Hoje a literatura é um nicho pop de fato, mas também de direito, pois não existe mais a pressão social para se ler: as “pessoas inteligentes” nestes tempos pop não se sentem obrigadas a ler boa literatura, embora esta possa ser uma de suas opções. Elas preferem o cinema e a canção, em seu ramo cult: cinema europeu, MPB, jazz. Preferem? Ou são preferidas? Será que controlamos, efetivamente, nossas preferências? Esta é a questão do desejo: desejo que nos povoa, nos induz e nos pressiona em direção a um gosto e a um gozo. O desejo pela literatura sempre povoou, de fato, bem poucos, mas exercia um poder, uma sedução sobre muitos. Hoje o poder/fascínio sobre as massas (sejam elas cult ou populares) é exercido pelo cinema e pela canção.

Foi uma perda para a literatura, sim, pois ela deixou de ser uma potência de direito, mas, por outro, lado, houve um ganho em leveza, pois agora ela está livre do peso de ser “a enobrecedora das almas” ou a “manifestação mais alta do espírito de um povo”, livre, enfim do peso de Ser. Mas o escritor ainda escreve para todo mundo, qual artista não o faz? Grafar/gravar é sempre deixar um rastro para todos, para qualquer um. No entanto ele sabe que, institucionalmente, nem mais de direito sua arte tem a potência das massas e poucos, de fato, a lerão. E, principalmente, poucos terão vontade, se sentirão instigados ou pressionados a ler. Mas esta escrita ainda poderá (e deve fazê-lo) despertar nestes poucos a potência das massas, atingir o “todo mundo” de seu raro leitor, pois cada um de nós é atravessado por “todo mundo”, povoado pelos desejos de toda a sociedade.

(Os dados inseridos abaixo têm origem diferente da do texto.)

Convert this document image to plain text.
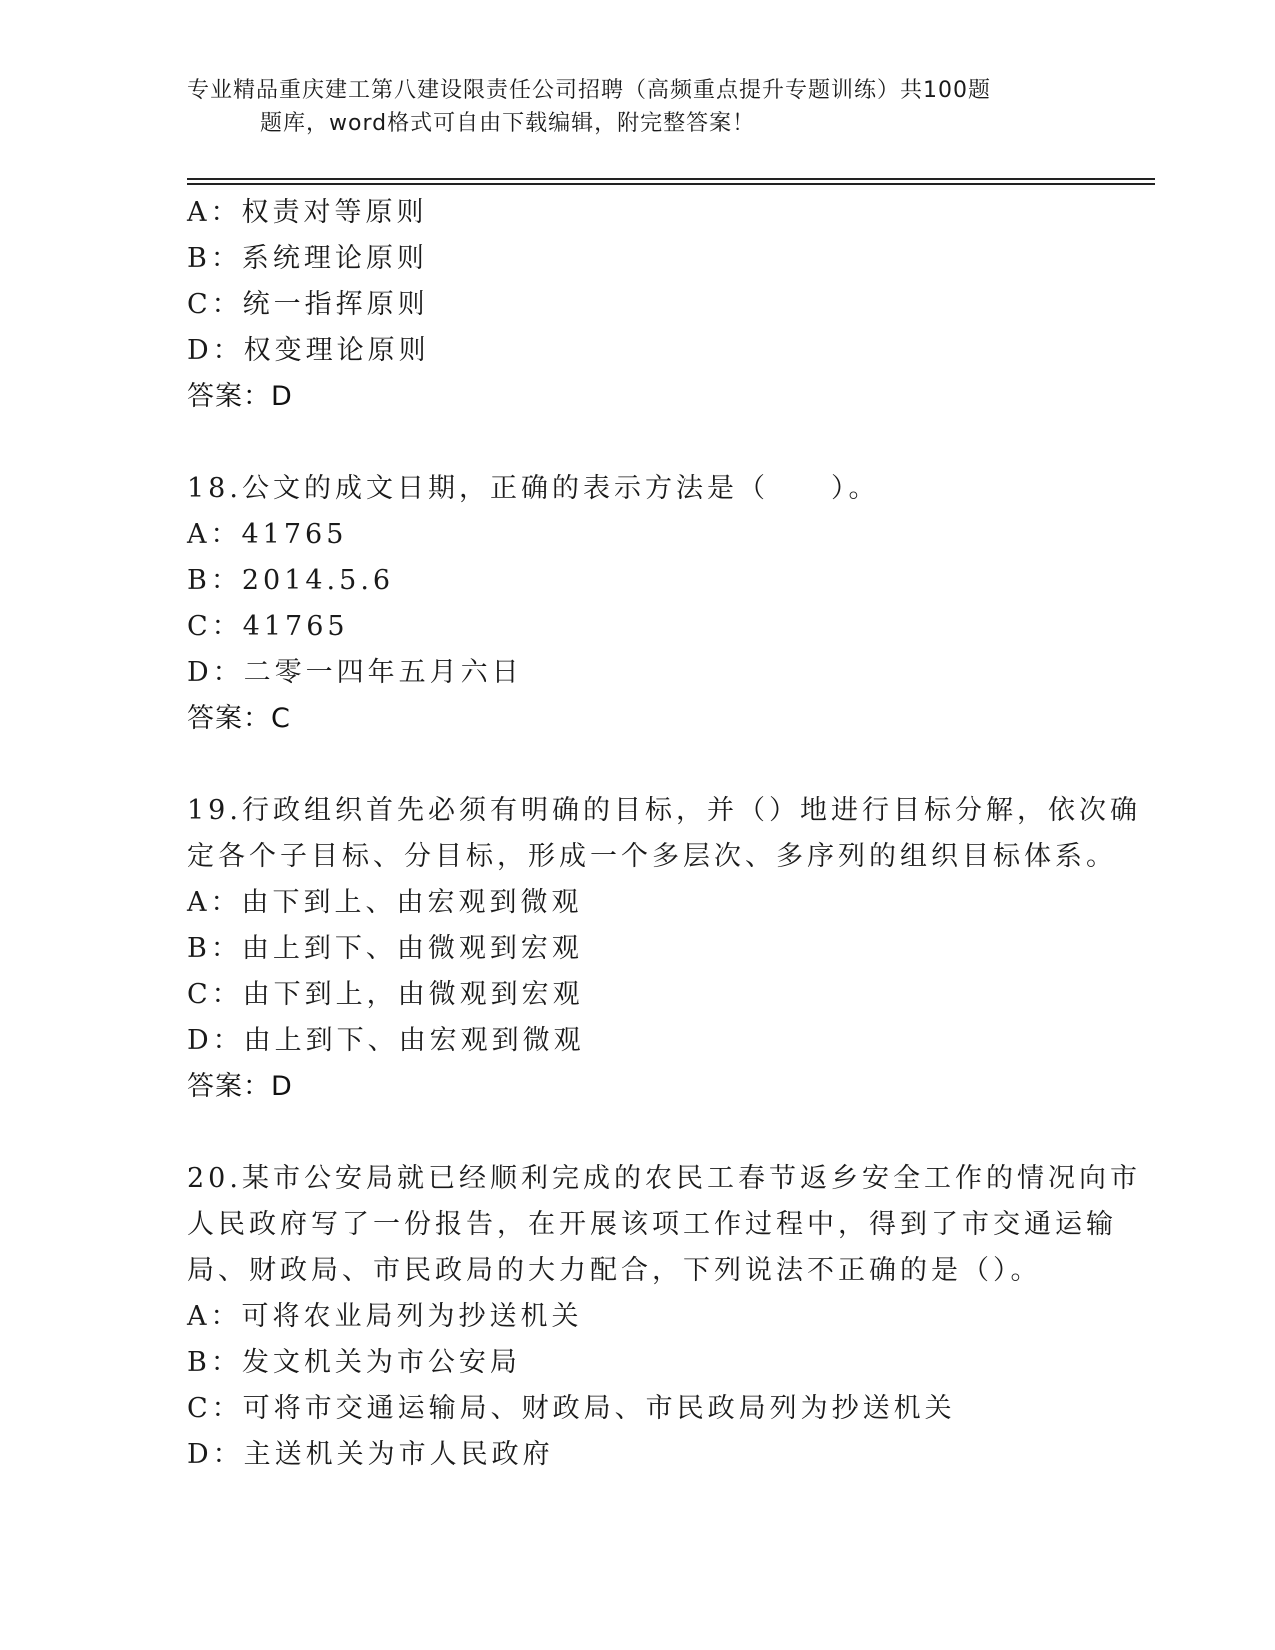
专业精品重庆建工第八建设限责任公司招聘（高频重点提升专题训练）共100题
题库，word格式可自由下载编辑，附完整答案！
A：权责对等原则
B：系统理论原则
C：统一指挥原则
D：权变理论原则
答案：D
18.公文的成文日期，正确的表示方法是（　　）。
A：41765
B：2014.5.6
C：41765
D：二零一四年五月六日
答案：C
19.行政组织首先必须有明确的目标，并（）地进行目标分解，依次确
定各个子目标、分目标，形成一个多层次、多序列的组织目标体系。
A：由下到上、由宏观到微观
B：由上到下、由微观到宏观
C：由下到上，由微观到宏观
D：由上到下、由宏观到微观
答案：D
20.某市公安局就已经顺利完成的农民工春节返乡安全工作的情况向市
人民政府写了一份报告，在开展该项工作过程中，得到了市交通运输
局、财政局、市民政局的大力配合，下列说法不正确的是（）。
A：可将农业局列为抄送机关
B：发文机关为市公安局
C：可将市交通运输局、财政局、市民政局列为抄送机关
D：主送机关为市人民政府
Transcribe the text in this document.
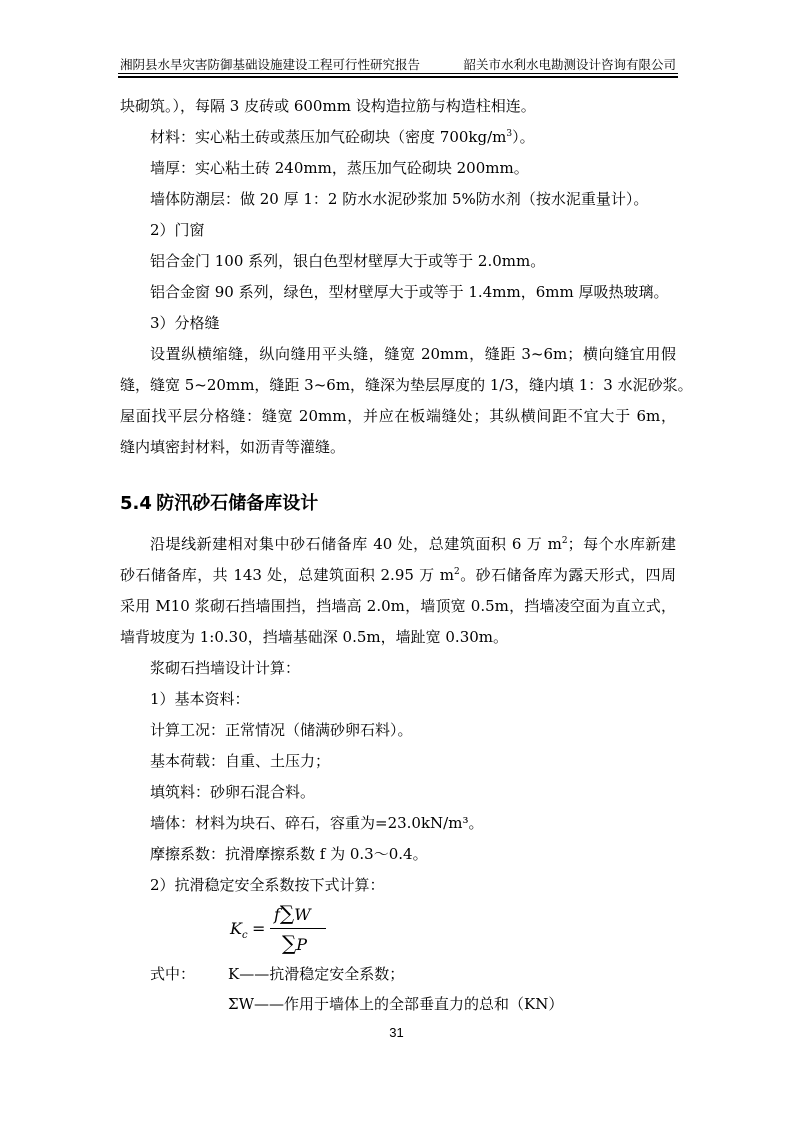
湘阴县水旱灾害防御基础设施建设工程可行性研究报告	韶关市水利水电勘测设计咨询有限公司
块砌筑。），每隔 3 皮砖或 600mm 设构造拉筋与构造柱相连。
材料：实心粘土砖或蒸压加气砼砌块（密度 $700kg/m^3$）。
墙厚：实心粘土砖 240mm，蒸压加气砼砌块 200mm。
墙体防潮层：做 20 厚 1：2 防水水泥砂浆加 5%防水剂（按水泥重量计）。
2）门窗
铝合金门 100 系列，银白色型材壁厚大于或等于 2.0mm。
铝合金窗 90 系列，绿色，型材壁厚大于或等于 1.4mm，6mm 厚吸热玻璃。
3）分格缝
设置纵横缩缝，纵向缝用平头缝，缝宽 20mm，缝距 3~6m；横向缝宜用假
缝，缝宽 5~20mm，缝距 3~6m，缝深为垫层厚度的 1/3，缝内填 1：3 水泥砂浆。
屋面找平层分格缝：缝宽 20mm，并应在板端缝处；其纵横间距不宜大于 6m，
缝内填密封材料，如沥青等灌缝。
5.4 防汛砂石储备库设计
沿堤线新建相对集中砂石储备库 40 处，总建筑面积 6 万 $m^2$；每个水库新建
砂石储备库，共 143 处，总建筑面积 2.95 万 $m^2$。砂石储备库为露天形式，四周
采用 M10 浆砌石挡墙围挡，挡墙高 2.0m，墙顶宽 0.5m，挡墙凌空面为直立式，
墙背坡度为 1:0.30，挡墙基础深 0.5m，墙趾宽 0.30m。
浆砌石挡墙设计计算：
1）基本资料：
计算工况：正常情况（储满砂卵石料）。
基本荷载：自重、土压力；
填筑料：砂卵石混合料。
墙体：材料为块石、碎石，容重为=23.0kN/m³。
摩擦系数：抗滑摩擦系数 f 为 0.3～0.4。
2）抗滑稳定安全系数按下式计算：
$K_c$ =
f∑W
∑P
式中： K——抗滑稳定安全系数；
ΣW——作用于墙体上的全部垂直力的总和（KN）
31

De fato e de direito, é apenas dessa maneira esquiva e subterrânea que a literatura atinge, hoje, seu ponto massivo e extrapola para “todo o mundo”. Ela atinge todo o cosmo social, mas não por ser uma potência universal, prescrita/imposta pelos sábios, que pressionariam o gosto geral para o “bom gosto da alta cultura”. A literatura agora é uma virulência, local, diferencial: contaminação de vizinhança, trocas celulares que afetam o corpo imperceptivelmente. A sua potência é da invisibilidade quase absoluta, sombra que se esgueira nas trevas, vampira.